Hannah Ritchie takes up this mantle to address a new area of fatalism – the environment. Using data, Ritchie shows that many areas of client doom (air pollution, population growth, carbon emissions, etc.) are either already improving or are on track to peak soon.

On the flip side, technology is also driving cheaper alternatives to fossil fuels, better production methods for batteries used for electrification, and lower per capita carbon footprints. There is still plenty left to do, but the data suggests that the end is, in fact, not nigh, which sets up the book’s important second aim.

The only way out is through

Climate change offers plenty of physical threats, from rising sea levels to severe storms, but a growing body of research has begun to highlight the mental and emotional toll of climate change, too. In Ritchie’s telling, believing that climate change represents a lost cause is not only untrue, but it’s exactly what we don’t need if we’re going to make things better.

Ritchie shows several promising signs that humans are beginning the kinds of radical realignment to our food, transportation, energy, and economic systems that are necessary to avoid climate catastrophe. Whether or not it will be enough (and fast enough) may rely on whether we lean into the change. If people feel defeated by the size of the challenge and lose faith, we definitely won’t have the political or cultural will to create the innovation necessary to change the world.

Ritchie uses data to look at a range of environmental concerns. Many are poorly understood, and often, individual actions aren’t enough to address the core problem. For instance, recycling is a good thing to do, but it won’t address the real drivers of ocean plastic pollution, specifically fishing industry waste and poorly organized waste management procedures in developing countries.

Sometimes, the best solutions even run counter to the common narrative. For instance, eating “local” may create a higher carbon footprint if a hothouse is used or the farm relies on nitrate fertilizers. Food shipped using relatively low carbon emission methods, like slow ocean freighter shipping, may come from countries where the food is easier to grow because it’s better suited to the climate, resulting in an overall lower carbon footprint.

Taken together, Ritchie’s advice provides a practical and hopeful plan for anyone concerned about humanity’s future. Eat less meat (especially beef), drive electric, and support infrastructure development around the world. These practical steps, along with continued technological innovation, will help us lower global carbon emissions and begin to address some of the greatest dangers of climate change. But to do it, we have to have hope that it can be done.

The First Generation

The entirety of Not the End of the World is a reality shift, and Ritchie positions the core premise of the book in a radical simple change of mind.

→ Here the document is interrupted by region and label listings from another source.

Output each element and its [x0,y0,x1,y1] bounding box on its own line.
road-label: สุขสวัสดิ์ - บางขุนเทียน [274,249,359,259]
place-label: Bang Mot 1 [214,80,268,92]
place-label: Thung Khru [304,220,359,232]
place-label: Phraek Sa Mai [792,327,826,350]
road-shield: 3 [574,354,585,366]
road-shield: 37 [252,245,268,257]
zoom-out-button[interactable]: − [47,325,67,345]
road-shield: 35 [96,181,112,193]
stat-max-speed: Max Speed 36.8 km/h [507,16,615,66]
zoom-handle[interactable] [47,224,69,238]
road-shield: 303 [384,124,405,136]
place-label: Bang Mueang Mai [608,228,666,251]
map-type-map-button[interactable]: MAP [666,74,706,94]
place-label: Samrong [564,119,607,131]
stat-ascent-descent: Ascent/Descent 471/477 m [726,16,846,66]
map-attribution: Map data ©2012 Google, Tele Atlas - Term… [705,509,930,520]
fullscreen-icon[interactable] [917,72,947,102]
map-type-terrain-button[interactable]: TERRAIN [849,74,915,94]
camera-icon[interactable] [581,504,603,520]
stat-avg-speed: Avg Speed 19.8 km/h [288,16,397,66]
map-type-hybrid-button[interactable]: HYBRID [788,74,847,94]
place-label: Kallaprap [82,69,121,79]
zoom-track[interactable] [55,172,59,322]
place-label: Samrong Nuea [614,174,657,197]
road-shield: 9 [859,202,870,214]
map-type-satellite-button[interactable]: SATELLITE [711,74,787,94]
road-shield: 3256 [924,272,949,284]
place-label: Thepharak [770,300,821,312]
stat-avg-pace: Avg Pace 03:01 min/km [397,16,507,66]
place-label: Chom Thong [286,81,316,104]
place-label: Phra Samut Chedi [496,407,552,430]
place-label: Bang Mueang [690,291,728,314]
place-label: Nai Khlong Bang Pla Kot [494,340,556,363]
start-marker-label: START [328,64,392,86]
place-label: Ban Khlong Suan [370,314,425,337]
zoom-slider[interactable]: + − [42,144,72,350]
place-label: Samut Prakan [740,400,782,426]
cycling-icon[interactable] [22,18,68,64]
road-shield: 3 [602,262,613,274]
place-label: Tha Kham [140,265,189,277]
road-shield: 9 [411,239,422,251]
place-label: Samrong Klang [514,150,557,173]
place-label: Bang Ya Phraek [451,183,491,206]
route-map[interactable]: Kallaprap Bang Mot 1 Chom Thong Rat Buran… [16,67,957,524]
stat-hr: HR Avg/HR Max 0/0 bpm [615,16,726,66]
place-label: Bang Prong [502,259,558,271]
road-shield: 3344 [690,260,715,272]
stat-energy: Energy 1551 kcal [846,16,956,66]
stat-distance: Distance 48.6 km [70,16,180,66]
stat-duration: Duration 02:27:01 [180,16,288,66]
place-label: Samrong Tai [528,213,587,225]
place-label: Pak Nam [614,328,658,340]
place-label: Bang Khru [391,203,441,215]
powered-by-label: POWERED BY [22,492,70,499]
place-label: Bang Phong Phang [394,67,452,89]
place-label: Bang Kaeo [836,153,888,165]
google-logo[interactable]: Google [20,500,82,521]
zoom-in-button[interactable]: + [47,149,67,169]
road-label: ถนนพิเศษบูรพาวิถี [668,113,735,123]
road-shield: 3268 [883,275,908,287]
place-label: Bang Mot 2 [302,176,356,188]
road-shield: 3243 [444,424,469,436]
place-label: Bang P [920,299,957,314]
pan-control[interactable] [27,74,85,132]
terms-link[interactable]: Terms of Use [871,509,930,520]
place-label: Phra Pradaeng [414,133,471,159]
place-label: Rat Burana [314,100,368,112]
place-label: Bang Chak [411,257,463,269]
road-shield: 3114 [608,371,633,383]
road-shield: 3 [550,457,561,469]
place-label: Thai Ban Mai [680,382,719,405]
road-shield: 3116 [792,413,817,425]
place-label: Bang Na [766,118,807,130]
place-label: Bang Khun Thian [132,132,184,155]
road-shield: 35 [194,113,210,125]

Climate catastrophists would have us believe that we are humanity’s last generation, but Ritchie challenges us to be the first generation of a new era of humanity.

We can be the generation that invests in the technology and cultural shifts that will accelerate the adoption of alternative energy, green infrastructure, and carbon capture, but we won’t be if we lose heart. The individuals, corporations, and cultural agents that prioritize short-term profits or comfort over long-term well-being won’t lose their motivation, so we mustn’t either. Ritchie’s work in an important and inspiring reminder that humanity is capable of incredible things, and many bright days still lie ahead.